Android Things: Google richtet IoT-Betriebssystem neu aus

Aljoscha Reineking 7 Kommentare
Android Things: Google richtet IoT-Betriebssystem neu aus
Bild: geralt | CC0 1.0

Das für den Embedded-Bereich entwickelte Betriebssystem für IoT-Geräte „Android Things“ wird in der bisherigen Form nicht weitergeführt. Wie Google in seinem Entwickler-Blog ankündigt, soll sich die Nutzung des Betriebssystems zukünftig auf OEM-Partner und spezielle Endgeräte beschränken.

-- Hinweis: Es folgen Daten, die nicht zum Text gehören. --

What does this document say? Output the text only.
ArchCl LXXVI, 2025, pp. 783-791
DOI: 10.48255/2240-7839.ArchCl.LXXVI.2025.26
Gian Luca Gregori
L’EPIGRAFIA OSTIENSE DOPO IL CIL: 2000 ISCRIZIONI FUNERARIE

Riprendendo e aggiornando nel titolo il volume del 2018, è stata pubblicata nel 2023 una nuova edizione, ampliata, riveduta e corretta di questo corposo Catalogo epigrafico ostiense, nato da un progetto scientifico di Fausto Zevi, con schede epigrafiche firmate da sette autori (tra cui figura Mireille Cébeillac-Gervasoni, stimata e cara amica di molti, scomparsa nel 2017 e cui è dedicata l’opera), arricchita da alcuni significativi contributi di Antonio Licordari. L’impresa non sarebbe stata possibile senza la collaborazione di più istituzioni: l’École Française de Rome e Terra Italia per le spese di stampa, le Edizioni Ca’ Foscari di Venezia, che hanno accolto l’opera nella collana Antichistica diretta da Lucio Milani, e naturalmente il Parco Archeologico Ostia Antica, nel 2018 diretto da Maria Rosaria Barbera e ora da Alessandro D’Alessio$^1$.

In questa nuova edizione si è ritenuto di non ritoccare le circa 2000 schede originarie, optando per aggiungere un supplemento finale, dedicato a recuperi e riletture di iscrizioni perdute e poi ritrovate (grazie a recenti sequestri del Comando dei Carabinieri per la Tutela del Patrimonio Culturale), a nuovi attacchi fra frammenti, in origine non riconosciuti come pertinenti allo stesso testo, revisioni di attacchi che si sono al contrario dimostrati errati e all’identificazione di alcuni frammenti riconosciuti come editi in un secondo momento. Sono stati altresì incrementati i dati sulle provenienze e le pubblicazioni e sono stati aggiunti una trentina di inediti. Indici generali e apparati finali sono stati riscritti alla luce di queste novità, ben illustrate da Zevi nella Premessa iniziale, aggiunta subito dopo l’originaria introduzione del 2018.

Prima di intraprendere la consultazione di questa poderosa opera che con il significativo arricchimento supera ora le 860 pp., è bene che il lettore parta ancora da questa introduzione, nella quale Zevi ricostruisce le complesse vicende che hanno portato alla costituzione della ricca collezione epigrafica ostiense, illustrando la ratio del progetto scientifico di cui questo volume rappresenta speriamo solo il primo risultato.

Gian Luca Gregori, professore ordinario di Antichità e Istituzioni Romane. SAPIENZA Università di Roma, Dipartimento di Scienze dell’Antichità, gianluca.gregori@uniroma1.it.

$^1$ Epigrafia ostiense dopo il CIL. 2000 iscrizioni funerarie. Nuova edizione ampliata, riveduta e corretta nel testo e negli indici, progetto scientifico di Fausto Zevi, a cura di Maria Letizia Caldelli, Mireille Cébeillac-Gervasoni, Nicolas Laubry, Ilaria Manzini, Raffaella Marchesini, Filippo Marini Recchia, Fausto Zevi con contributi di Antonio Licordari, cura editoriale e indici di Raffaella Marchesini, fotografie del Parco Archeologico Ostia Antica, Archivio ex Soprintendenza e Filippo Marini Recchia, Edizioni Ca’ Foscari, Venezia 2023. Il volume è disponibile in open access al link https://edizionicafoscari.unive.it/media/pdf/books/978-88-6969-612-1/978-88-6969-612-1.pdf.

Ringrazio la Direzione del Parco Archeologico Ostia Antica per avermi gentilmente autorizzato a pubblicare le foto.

Android Things für Smart-Speaker und Displays

Googles eigenes IoT-Betriebssystem kommt bisher nur bei einigen OEM-Partnern zum Einsatz, weshalb der Support für die breitere Nutzung bei System-on-Modules (SOMs) eingestellt wird. Das Betriebssystem soll aber weiterhin bei OEM-Partnern für Smart-Speaker und Smart-Displays zum Einsatz kommen.

Die dazugehörige Entwicklerumgebung „Android Things SDK“ wird auch nach der Einstellung des offiziellen Supports für SOMs weiterhin verfügbar bleiben, sodass Interessenten und Bastler die Plattform nutzen können, um bereits gestartete Projekte zu beenden oder fortzuführen.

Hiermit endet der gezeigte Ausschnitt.